The big problem, as it has always been, is that I hate quantitative stuff. Programming’s fine, to an extent, but regardless of how “natural” I might be at it, I hate doing math. It bores me, annoys me, confuses me. I seriously believe I would not be able to put up with even a year of it to be able to achieve something engineering-related. And there’s also the fact that I’m just a 3.0 student. I’m not a genius, I don’t get awards, I don’t get scholarships and grants – I’m just really lucky to have cash in my pocket. The problem with not having a passion is I don’t try my very hardest to achieve.
Man, I’m really thinking of taking this summer and doing something with it.
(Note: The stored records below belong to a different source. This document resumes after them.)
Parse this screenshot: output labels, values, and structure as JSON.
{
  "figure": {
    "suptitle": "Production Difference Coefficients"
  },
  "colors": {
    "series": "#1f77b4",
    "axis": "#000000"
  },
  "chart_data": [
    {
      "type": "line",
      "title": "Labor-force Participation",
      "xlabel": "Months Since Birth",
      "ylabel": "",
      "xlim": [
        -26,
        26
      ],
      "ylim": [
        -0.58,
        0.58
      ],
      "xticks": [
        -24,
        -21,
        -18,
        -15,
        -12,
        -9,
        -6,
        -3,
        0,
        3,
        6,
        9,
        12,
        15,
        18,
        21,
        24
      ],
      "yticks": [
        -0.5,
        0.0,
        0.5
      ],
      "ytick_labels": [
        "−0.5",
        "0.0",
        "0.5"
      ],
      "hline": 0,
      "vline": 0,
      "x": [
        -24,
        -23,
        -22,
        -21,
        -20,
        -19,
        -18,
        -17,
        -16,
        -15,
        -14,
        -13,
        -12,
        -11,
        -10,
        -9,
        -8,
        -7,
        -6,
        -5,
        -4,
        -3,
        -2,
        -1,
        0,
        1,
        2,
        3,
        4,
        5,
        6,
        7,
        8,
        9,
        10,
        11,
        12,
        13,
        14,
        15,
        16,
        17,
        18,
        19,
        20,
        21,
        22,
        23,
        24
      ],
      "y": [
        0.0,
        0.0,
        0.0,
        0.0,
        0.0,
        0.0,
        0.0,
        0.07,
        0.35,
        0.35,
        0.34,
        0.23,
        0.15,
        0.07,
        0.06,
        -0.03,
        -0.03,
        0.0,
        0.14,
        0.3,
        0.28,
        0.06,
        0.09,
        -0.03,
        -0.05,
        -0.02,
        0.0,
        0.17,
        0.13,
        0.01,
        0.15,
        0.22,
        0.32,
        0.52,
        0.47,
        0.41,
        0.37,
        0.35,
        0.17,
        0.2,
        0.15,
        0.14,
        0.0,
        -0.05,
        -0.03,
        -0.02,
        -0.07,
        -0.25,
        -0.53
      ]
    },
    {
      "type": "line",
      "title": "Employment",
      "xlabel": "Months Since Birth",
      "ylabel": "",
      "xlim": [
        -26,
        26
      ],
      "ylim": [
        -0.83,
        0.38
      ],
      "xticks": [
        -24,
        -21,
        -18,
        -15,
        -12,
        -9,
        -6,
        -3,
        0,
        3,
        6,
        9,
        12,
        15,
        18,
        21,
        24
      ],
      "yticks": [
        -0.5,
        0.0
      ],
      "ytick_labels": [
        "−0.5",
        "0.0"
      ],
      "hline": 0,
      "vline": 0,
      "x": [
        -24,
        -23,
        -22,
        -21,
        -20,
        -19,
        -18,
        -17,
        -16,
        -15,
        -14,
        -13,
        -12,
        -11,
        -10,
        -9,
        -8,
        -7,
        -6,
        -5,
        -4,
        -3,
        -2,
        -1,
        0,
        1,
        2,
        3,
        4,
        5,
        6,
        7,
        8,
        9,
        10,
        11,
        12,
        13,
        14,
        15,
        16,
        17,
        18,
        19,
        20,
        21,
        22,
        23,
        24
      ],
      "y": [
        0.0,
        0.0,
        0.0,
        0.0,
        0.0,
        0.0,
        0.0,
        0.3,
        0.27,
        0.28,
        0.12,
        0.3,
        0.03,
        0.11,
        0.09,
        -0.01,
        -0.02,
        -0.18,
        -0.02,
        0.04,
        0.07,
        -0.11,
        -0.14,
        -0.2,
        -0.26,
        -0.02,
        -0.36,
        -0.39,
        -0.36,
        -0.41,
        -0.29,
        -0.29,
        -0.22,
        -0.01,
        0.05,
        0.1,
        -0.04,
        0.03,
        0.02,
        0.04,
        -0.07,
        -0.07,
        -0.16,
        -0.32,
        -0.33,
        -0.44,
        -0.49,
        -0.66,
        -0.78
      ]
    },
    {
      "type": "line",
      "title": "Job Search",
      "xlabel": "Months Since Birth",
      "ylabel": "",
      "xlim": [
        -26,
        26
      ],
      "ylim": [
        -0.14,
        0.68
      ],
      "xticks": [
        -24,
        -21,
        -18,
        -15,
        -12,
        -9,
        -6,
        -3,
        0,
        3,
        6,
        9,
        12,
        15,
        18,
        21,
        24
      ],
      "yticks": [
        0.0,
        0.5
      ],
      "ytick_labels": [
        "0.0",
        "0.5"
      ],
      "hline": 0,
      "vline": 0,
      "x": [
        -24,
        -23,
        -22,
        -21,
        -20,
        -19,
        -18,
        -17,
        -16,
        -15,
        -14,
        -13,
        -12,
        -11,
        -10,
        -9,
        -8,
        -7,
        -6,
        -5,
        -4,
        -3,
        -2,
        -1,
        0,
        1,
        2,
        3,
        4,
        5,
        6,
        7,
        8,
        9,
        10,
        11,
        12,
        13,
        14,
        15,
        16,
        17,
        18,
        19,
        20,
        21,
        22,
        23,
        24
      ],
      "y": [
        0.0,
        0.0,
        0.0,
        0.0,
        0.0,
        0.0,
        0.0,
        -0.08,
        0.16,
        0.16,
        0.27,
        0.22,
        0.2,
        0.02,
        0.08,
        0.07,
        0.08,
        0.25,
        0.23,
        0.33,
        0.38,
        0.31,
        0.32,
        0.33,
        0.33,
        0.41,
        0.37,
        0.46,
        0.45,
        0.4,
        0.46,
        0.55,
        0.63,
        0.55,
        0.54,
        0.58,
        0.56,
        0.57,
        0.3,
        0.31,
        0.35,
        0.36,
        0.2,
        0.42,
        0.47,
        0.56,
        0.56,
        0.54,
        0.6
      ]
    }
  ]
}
Going somewhere, expanding my horizons, leaving my student life behind for at least a few months. Unfortunately, that’s something I said I’d do last summer and I ended up sitting on my ass and working less-than-part-time, minus July when I went to Israel.
Ho hum.

3 comments

  1. Ted Kaczynski on Passion:
    History shows that leisured aristocracies tend to become decadent. Leisured and secure aristocracies have no need to exert themselves usually become bored, hedonistic and demoralized even though they have power. He ends his argument by saying that goals are the answer to this, artificial goals, since we have no need in a technological society to have real goals.
    Read his manifesto its kinda interesting.

    1. I love how Ted Kaczynski is seen as this disgruntled crazy man from the woods when by other accounts he was a genius who went to Harvard at age 16 on a scholarship.